I doganieri arrestati “davano istruzioni ai trafficanti di droga”
Sono accusati di traffico internazionale di cocaina i due funzionari dell’Agenzia delle dogane e dei monopoli di Gioia Tauro arrestati stamattina dal Nucleo di polizia economica finanziaria della guardia di finanza-Gico che ha eseguito la misura cautelare nell’ambito di un’inchiesta coordinata dalla Direzione distrettuale antimafia di Reggio Calabria. Stando alle indagini Antonio Pititto e Mario Giuseppe Solano, rispettivamente di 60 e 59 anni, farebbero parte di “un gruppo criminale – si legge nel capo di imputazione – articolato su più livelli, comprensivo di squadre di operatori portuali e doganieri infedeli, dotato di elevatissime disponibilità finanziarie allo scopo di commettere più delitti”. Oltre ai due doganieri, e alla dipendente di una società di spedizioni, Elisa Calfapietra, di 38 anni, finita ai domiciliari, nell’inchiesta ci sono altri 4 indagati. Si tratta di Domenico Cutrì di 45 anni, Giuseppe Papalia di 39, Renato Papalia di 27 e Pasquale Sergio di 63 anni. In particolare, Solano, “in servizio all’ufficio Antifrode, fino al settembre 2021 quale addetto al ‘controllo scanner’ e successivamente quale addetto alla ‘visita merci’ fungeva da tramite fra il gruppo degli ‘esfiltratori'” della cocaina “e il gruppo dei doganieri corrotti”. Secondo la Dda, diretta da Giovanni Bombardieri, il doganiere arrestato avrebbe garantito “la propria disponibilità, quella dei sodali Mario Pititto e Pasquale Sergio, a svolgere tutte le attività necessarie a consentire ai container contenenti cocaina di superare i controlli e lasciare il Porto di Gioia Tauro”. In questo modo “forniva indicazioni sulle metodologie di importazione più vantaggiose per il gruppo criminale, e più difficili da perseguire per l’Ufficio Dogane e per le forze dell’ordine”. Per il tramite di un altro indagato, inoltre, Solano “indicava ai gruppi sudamericani le modalità di carico dello stupefacente più opportune per occultare la sostanza al passaggio allo scanner”. L’altro doganiere arrestato Mario Pititto e l’indagato Pasquale Sergio, infine, prendevano indicazioni da Solano e avrebbero alterato “gli esiti delle scansioni radiogene relative ai container di interesse del gruppo, non segnalando le anomalie emerse durante i controlli e consentendo ai container contenenti cocaina di venire ‘svincolati’ ed uscire dallo scalo portuale di Gioia Tauro”.

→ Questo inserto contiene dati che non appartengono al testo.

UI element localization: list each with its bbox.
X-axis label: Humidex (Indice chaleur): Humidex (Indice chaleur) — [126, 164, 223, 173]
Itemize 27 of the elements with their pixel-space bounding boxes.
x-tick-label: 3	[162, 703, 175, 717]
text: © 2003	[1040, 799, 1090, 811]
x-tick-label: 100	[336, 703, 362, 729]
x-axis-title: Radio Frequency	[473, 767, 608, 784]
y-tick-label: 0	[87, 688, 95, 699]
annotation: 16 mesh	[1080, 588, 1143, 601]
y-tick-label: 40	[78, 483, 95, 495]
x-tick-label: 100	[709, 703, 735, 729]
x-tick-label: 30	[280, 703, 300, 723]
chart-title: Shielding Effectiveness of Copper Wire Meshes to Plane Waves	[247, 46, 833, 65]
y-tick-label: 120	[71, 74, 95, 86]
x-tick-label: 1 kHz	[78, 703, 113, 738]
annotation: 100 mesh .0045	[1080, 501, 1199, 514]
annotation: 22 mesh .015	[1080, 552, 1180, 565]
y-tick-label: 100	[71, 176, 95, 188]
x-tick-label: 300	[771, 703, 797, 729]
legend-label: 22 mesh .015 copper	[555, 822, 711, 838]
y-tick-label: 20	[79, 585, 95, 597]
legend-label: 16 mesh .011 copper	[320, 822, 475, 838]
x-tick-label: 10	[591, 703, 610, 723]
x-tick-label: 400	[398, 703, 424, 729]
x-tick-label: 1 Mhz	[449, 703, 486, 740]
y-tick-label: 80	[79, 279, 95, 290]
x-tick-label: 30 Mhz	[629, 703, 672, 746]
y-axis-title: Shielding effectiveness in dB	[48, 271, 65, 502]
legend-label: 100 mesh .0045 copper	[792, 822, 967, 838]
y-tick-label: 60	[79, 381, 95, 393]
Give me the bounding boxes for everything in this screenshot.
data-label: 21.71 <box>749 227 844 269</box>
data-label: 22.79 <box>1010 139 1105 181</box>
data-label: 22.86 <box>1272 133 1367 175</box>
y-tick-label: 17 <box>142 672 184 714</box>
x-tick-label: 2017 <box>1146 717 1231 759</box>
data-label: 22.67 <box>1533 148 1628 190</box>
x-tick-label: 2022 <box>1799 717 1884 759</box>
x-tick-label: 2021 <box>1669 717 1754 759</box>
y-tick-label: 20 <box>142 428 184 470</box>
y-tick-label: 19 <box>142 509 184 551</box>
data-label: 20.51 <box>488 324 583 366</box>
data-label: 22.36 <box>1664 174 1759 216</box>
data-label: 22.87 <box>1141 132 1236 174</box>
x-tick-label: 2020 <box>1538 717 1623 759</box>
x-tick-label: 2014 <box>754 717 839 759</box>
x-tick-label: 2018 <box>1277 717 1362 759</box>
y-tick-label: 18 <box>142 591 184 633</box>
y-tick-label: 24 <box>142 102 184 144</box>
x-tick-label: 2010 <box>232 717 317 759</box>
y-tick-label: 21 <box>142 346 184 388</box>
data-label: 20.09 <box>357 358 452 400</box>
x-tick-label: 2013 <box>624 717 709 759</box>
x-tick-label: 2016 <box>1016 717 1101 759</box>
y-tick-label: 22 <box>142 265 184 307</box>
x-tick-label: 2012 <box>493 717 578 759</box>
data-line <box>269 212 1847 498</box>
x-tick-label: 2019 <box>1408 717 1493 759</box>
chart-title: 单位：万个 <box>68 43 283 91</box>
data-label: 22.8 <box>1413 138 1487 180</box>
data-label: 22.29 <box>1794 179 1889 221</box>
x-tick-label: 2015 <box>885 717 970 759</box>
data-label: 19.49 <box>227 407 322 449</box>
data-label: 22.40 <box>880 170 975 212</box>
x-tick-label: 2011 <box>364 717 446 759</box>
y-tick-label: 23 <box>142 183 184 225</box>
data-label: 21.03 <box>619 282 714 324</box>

Wanda Ferro: “Straordinariaoperazione della Guardia di Finanza di Reggio”
“E’ di straordinaria rilevanza l’operazione della Guardia di Finanza di Reggio Calabria e dello Scico, condotta con il coordinamento della Direzione distrettuale antimafia guidata dal procuratore Giovanni Bombardieri e il supporto di Eurojust, Europol e della Direzione centrale per i servizi antidroga del Ministero dell’Interno, che ha consentito di arrestare, tra gli altri, due funzionari dell’Agenzia delle Dogane in servizio nel porto di Gioia Tauro che, secondo le accuse, sarebbero coinvolti in un traffico internazionale di sostanze stupefacenti”. Lo afferma, in una nota, il sottosegretario all’Interno Wanda Ferro, di Fratelli d’Italia. “In particolare, secondo gli inquirenti -aggiunge- i doganieri arrestati avrebbero alterato le ispezioni dei container per consentire l’uscita dal porto di tonnellate di cocaina provenienti dai narcos sudamericani e destinate alle cosche di ‘ndrangheta. L’operazione dimostra ancora una volta la determinazione dello Stato nel contrastare i fenomeni di connivenza e corruzione che, anche con il coinvolgimento di funzionari infedeli, agevolano l’operato delle organizzazioni criminali. Il colpo inferto al sodalizio va nella direzione di liberare dagli interessi criminali il porto di Gioia Tauro, un’infrastruttura strategica per lo sviluppo della Calabria e dell’intero Mezzogiorno”. “Un risultato – dice ancora il sottosegretario Ferro – che é il frutto dell’impegno e della capacità di magistratura e forze dell’ordine, che hanno il pieno supporto e l’incoraggiamento del governo Meloni affinché la ‘ndrangheta abbia vita dura e abbia ben chiaro di non poter contare ancora a lungo su zone franche e complicità”.